Ich glaube, wir sind sehr weit abgehängt und befinden uns auf der Verliererstraße. Deswegen blenden wir die Wirklichkeit gerne aus. Aber wenn wir uns unsere Situation eingestehen und ohne Filter darauf schauen. Wenn wir ehrlich Bilanz ziehen und mit offenen Karten spielen, auch den Bürgern gegenüber. Wenn wir Fehler zugeben und uns auch an unseren Gott wenden, der unser Land schon so gesegnet hat. Dann haben wir vielleicht eine Chance das Ruder herumzureißen.
Wenn wir junge Leute gut ausbilden und radikale Ausbildungsabbrecher nicht zu stellvertretenden Parteivorsitzenden - oder sogar noch mehr befördern. Dann gibt es eine Chance. Wir brauchen exzellent ausgebildete Leute in allen Berufen. Vor allem auch in der Politik und vor allem an den Parteispitzen. Leute, die das Land und nicht ihre eigenen Interessen im Blick haben. Aber die dürften so schwer zu finden sein, wie die Stecknadel im Heuhaufen. Und selbst wenn wir heute die Ausbildung auf Top-Niveau bringen würden, würde es Jahre dauern, bis wir wieder Anschluss gefunden haben. Der Tanker fährt schon zu lange in die falsche Richtung. Und wenn umgesteuert wird, dann erfolgt die Kurskorrektur trotzdem nur sehr langsam.

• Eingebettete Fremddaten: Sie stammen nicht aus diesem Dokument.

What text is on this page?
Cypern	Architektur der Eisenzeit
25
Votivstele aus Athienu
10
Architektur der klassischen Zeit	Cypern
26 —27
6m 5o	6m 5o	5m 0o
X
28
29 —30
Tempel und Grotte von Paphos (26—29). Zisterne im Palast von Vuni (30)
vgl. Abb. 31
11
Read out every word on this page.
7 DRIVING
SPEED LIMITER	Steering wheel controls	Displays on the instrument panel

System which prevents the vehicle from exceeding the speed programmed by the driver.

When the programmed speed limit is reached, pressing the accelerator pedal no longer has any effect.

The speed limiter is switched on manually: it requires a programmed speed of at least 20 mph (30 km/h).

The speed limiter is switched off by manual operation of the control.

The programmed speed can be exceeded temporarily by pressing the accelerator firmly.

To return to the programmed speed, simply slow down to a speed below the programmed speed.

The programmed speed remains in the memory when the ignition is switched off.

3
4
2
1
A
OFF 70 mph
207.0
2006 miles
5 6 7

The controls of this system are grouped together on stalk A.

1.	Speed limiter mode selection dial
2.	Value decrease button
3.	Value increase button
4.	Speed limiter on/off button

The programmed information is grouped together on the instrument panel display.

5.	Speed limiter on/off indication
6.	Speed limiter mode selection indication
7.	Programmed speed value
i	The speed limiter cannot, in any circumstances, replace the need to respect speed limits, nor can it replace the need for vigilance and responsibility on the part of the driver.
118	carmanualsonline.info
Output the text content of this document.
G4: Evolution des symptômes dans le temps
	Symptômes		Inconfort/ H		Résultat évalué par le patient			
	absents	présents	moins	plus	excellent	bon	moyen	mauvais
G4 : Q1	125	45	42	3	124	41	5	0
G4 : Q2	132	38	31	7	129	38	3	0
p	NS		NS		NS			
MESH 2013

Sind Alternativen die Alternative?
Auch die alternativen radikalen Kräfte sind keine Alternative. Man rettet das Gemeinwesen nicht, indem man es zerstört. Man rettet etwas, indem man es saniert. Das ist hart, aber wenn man es geschafft hat auch hilfreich.
Also ich warte gespannt wo ich gebraucht werde, wenn wir uns als Land auf den Weg zurück machen.